Will Every Runway Show Be Unisex in the Future?

Jessica Schiffer

For the last few years, brands have increasingly put on runway shows featuring both men and women, a trend that really ramped up in early 2015, amid a larger societal reckoning with both the transgender and agender communities. Now, with the S/S 17 menswear shows rolling out in full force, the phenomenon seems more common than ever, begging the question of whether or not it’s here to stay.

Part of this trend stems from the mainstream market’s growing interest in unisex dressing, which had early pioneers in designers like Rick Owens, Hedi Slimane, Rei Kawakubo, and Ann Demeulemeester. Now, newer designers like Shayne Oliver of Hood by Air and Rio Uribe of Gypsy Sport are following in their footsteps, sending out collections that don’t bow to strict gender ideals. “A show is about a mood and an archetype,” Oliver has explained to WWD. “It’s about something that doesn’t necessarily have to sit on a rack in general for men or women.”

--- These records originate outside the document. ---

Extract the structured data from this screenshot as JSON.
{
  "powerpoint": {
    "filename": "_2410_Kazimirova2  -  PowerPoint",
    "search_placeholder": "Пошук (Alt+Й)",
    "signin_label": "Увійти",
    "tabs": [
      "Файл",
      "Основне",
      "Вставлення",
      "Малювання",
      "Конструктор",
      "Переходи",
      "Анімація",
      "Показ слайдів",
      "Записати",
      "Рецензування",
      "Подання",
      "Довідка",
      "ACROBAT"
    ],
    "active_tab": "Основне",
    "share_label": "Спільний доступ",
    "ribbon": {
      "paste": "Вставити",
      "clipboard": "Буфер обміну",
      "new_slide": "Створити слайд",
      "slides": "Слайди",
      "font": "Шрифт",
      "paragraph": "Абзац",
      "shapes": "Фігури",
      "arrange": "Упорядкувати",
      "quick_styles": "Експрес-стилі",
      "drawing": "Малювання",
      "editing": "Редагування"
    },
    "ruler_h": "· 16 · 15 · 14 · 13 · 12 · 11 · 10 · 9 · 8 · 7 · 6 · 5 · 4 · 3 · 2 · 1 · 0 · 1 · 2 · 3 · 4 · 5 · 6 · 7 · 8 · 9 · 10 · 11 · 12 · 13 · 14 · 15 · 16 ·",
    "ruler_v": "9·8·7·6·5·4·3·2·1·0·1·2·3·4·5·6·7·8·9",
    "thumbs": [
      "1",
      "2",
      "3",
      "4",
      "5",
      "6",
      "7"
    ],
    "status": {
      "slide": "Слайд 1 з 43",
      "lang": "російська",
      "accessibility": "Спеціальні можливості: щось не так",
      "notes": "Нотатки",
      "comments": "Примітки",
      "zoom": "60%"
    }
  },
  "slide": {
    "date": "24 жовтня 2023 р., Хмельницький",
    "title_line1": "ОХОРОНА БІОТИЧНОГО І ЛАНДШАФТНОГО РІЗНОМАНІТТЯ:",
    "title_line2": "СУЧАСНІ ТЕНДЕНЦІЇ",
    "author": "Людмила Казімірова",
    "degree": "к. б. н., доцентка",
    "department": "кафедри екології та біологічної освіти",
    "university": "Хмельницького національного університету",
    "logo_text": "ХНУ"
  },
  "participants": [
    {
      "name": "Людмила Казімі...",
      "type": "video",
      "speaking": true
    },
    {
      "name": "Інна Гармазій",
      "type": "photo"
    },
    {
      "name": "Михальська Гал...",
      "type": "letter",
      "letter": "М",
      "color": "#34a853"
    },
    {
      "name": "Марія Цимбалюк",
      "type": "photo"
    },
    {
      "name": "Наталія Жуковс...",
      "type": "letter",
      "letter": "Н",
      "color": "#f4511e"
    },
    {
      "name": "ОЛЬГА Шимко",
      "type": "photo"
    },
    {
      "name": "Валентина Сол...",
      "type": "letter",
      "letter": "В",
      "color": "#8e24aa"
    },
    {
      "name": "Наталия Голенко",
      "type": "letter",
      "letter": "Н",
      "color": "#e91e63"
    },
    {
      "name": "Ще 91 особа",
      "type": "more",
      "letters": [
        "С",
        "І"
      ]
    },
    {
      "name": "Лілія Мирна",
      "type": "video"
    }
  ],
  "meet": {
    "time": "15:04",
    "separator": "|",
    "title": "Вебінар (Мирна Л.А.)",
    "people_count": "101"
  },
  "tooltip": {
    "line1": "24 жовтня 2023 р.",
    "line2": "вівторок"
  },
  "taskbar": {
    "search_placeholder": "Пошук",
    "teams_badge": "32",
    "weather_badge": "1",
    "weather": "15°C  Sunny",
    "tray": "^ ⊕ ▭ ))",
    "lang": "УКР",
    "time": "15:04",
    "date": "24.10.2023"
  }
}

But genders are coming together on the runways of more established luxury brands, too, including Gucci, Givenchy, Prada, and Giorgio Armani (to name a few). In the first case, it’s designer Alessandro Michele who has been a major proponent of blurring gender lines, often putting male and female models in similar pieces, like delicate pussy-bow blouses and colorful suiting.